A recorded interview between Dr David Kelly and a BBC journalist has been heard for the first time by the inquiry investigating the weapons inspector's death last month.
In the tape, Dr Kelly did not back up claims Downing Street communications director Mr Alastair Campbell was responsible for "sexing up" a British government dossier on Iraqi arms by demanding the inclusion of a claim that biological and chemical weapons could be launched within 45 minutes, the inquiry heard.
But he did dismiss comments on Iraq's weapons capabilities made by the British Foreign Secretary Mr Jack Straw and US President Mr George W. Bush as "spin".

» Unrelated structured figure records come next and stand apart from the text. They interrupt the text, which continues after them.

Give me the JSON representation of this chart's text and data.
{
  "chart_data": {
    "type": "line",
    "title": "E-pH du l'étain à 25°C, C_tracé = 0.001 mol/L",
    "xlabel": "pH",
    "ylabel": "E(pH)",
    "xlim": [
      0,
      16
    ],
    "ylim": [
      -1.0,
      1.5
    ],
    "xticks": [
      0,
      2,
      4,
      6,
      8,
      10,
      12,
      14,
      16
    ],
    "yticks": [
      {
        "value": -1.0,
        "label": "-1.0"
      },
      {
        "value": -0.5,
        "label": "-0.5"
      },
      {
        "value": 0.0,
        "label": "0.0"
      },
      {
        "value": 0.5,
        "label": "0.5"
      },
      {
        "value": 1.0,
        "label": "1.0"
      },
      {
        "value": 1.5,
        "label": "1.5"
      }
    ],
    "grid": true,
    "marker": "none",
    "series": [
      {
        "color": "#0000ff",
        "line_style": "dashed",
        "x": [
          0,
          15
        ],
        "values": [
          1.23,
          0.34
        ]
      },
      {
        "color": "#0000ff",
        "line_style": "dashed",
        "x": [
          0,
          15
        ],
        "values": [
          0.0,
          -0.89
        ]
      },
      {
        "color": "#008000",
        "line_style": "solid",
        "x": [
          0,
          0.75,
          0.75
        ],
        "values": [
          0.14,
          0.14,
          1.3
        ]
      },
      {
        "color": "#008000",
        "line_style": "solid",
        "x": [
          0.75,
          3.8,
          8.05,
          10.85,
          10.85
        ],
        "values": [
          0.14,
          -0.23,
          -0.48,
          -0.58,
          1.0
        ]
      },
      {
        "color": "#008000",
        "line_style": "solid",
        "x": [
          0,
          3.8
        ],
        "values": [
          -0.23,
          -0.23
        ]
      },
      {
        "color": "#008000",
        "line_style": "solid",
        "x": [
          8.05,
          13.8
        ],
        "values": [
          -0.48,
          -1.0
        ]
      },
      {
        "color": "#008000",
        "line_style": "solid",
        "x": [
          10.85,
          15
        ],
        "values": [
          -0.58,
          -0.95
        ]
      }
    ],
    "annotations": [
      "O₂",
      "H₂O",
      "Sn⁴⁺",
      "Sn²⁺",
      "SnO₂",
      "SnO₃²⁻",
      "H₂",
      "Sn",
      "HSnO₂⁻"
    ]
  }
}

Newsnightreporter Ms Susan Watts recorded the phone interview without Dr Kelly's knowledge the day after a Radio 4 report first aired claims the government put pressure on the intelligence services to make the dossier more compelling.
The May 29th report on the Todayprogramme was later revealed to be based on information given to its defence correspondent Mr Andrew Gilligan by Dr Kelly, Britain's leading expert on Iraqi weapons of mass destruction programmes.
But Ms Watts told inquiry chairman in London Lord Hutton that there were "significant differences" between what Mr Gilligan reported and what Dr Kelly told her.
She told the inquiry: "He didn't say to me that the dossier was transformed in the last week and he certainly didn't say that the 45-minute claim was inserted either by Alastair Campbell or by anyone else in Government.
"In fact, he denied specifically that Alastair Campbell was involved in the conversation on May 30th... he was very clear to me that the claim was in the original intelligence."
Dr Kelly had mentioned Tony Blair's chief "spin-doctor" in a separate conversation about the dossier earlier that month, but in a "gossipy, off-the-cuff, almost gratuitous" way which did not suggest he was offering an informed opinion, she said.